Alice receives a confirmation to her email address that they received her filing — the one filed by subordinate 2 under to supervision or as an agent of the supervisor in what appears to be a criminal enterprise.

The filing is rejected on the basis they had no jurisdiction; however, the decision may be entered into evidence during an actual court proceeding without further establishment per the Song-Beverly Consumer Warranty Act which will create a strong presumption that Alice will have to overcome. It was reasonably suspectible that the decision subordinate 2 undersigned may be the basis of proceedings within the jurisdiction of federal departments or agencies (for e.g., Song-Beverly claims can be brought to federal court; allegations are within the jurisdiction of the NHTSA, and other federal agencies etc.) and therefor serious crimes were committed and, by all indications, conspired to be committed and committed as a result thereof.

The document recording the filing shows the same IP address as the origin of the filing computer as each email from subordinate 1 and 2 and their supervisor; it is clear on the face of it, that the filing was done by an individual with access to the arbitrators’ internal network (the filing occurred via their intranet instead of over the Internet) and further corroborating evidence that at least subordinate 2 and the supervisor are the perpetrators because ever since their filing, they ceased all communications while up until that point they in due course they replied emails, and failed to rectify or inform Alice of any investigation or any result thereof.
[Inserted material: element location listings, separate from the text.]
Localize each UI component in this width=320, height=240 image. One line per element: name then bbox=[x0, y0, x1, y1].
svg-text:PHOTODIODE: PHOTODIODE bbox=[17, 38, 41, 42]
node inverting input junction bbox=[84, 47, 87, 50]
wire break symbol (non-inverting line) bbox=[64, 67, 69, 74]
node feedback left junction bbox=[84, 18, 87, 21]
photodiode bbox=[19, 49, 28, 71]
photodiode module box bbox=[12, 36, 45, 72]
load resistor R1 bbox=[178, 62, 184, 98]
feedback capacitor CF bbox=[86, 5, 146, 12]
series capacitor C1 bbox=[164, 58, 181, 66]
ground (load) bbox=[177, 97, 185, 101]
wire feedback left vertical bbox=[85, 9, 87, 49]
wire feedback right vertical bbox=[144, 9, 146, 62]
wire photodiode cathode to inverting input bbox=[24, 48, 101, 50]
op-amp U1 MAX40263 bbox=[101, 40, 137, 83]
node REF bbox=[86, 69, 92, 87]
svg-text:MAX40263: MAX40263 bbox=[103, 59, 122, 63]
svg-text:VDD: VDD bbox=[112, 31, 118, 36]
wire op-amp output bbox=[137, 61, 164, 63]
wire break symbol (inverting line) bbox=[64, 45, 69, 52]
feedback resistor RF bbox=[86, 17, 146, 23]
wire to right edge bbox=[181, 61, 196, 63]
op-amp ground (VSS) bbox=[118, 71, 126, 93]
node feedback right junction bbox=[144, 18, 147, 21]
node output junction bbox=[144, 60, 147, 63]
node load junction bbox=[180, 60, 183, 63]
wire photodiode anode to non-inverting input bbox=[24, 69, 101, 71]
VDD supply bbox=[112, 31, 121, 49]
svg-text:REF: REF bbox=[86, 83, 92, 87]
The arbitrator, both subordinates and the supervisor were located at the time in Texas; Alice in California.

Questions

Does Alice have a personal cause of action for any damages against the arbitrator, for e.g., on grounds of emotional distress, on the grounds of identity theft, or 18 U.S.C. § 371 to commit a violation of U.S.C. § 1028(d)(7)(A) against or at the detriment of behest of Alice?

Which state would have jurisdiction, California or Texas; or either at the choosing of Alice?

Does it matter that it is extremely difficult for Alice to part take in the proceeding in Texas? What if it is unreasonably difficult?

If a California statute was violated, can Alice sue on that basis in California or she would have to do that in Texas, too?

Small claims action

Reading another question, I found this interesting concept that “The European Small Claims procedure is designed to simplify and speed up cross-border claims of up to €5000”; is there something similar in U.S. disputes where the parties are in different states? Would Alice be allowed to files suit in California for any reasons founded in the above fact patterns in Small Claims court in California if a superior court would require her to file suit in Texas?


Secindary facts for more context

Alice is a buyer of a vehicle subject to the Song-Beverly Consumer Warranty Act. Her car is a lemon, and seeks relief with the non-binding arbitrator of the manufacturer of the car.

She send her complaint to the arbitrator with an armada of disclaimers excluding any change to the complaint without her signature.

The arbitrator is subject to federal and state law providing it only had 40 days of the date of filing to render an expeditious and fair decision. The arbitrator denies receipt on 12 moot grounds, and Alice objects to the violations of law and rules of arbitration to retain her rights during the proceedings. Her challenges are expressly and/or impliedly yielded to by the arbitrator who reduces its reservations to 2 issues, and eventually surrenders to one of the last two. 18 days passed, and the arbitrator failed to initiate the proceedings despite a complaint with several hundreds of pages of evidence.

Having retained her rights by the objections she made meant the arbitrator once admitting to the last unsubstantiated cause of rejection would have meant that the arbitrator should have started on the date of actual receipt, and they just shot themselves in the foot with what they wanted to use for their advantage to weaken the consumer’s, Alice’s case.

The arbitrator never received Alice's consent, express, implied or effective, in fact, Alice, at all times relevant to the question, ferociously objects to any attempts to compel her to consent to filing anew even to the extent to comply with the unsubstantiated causes for rejection.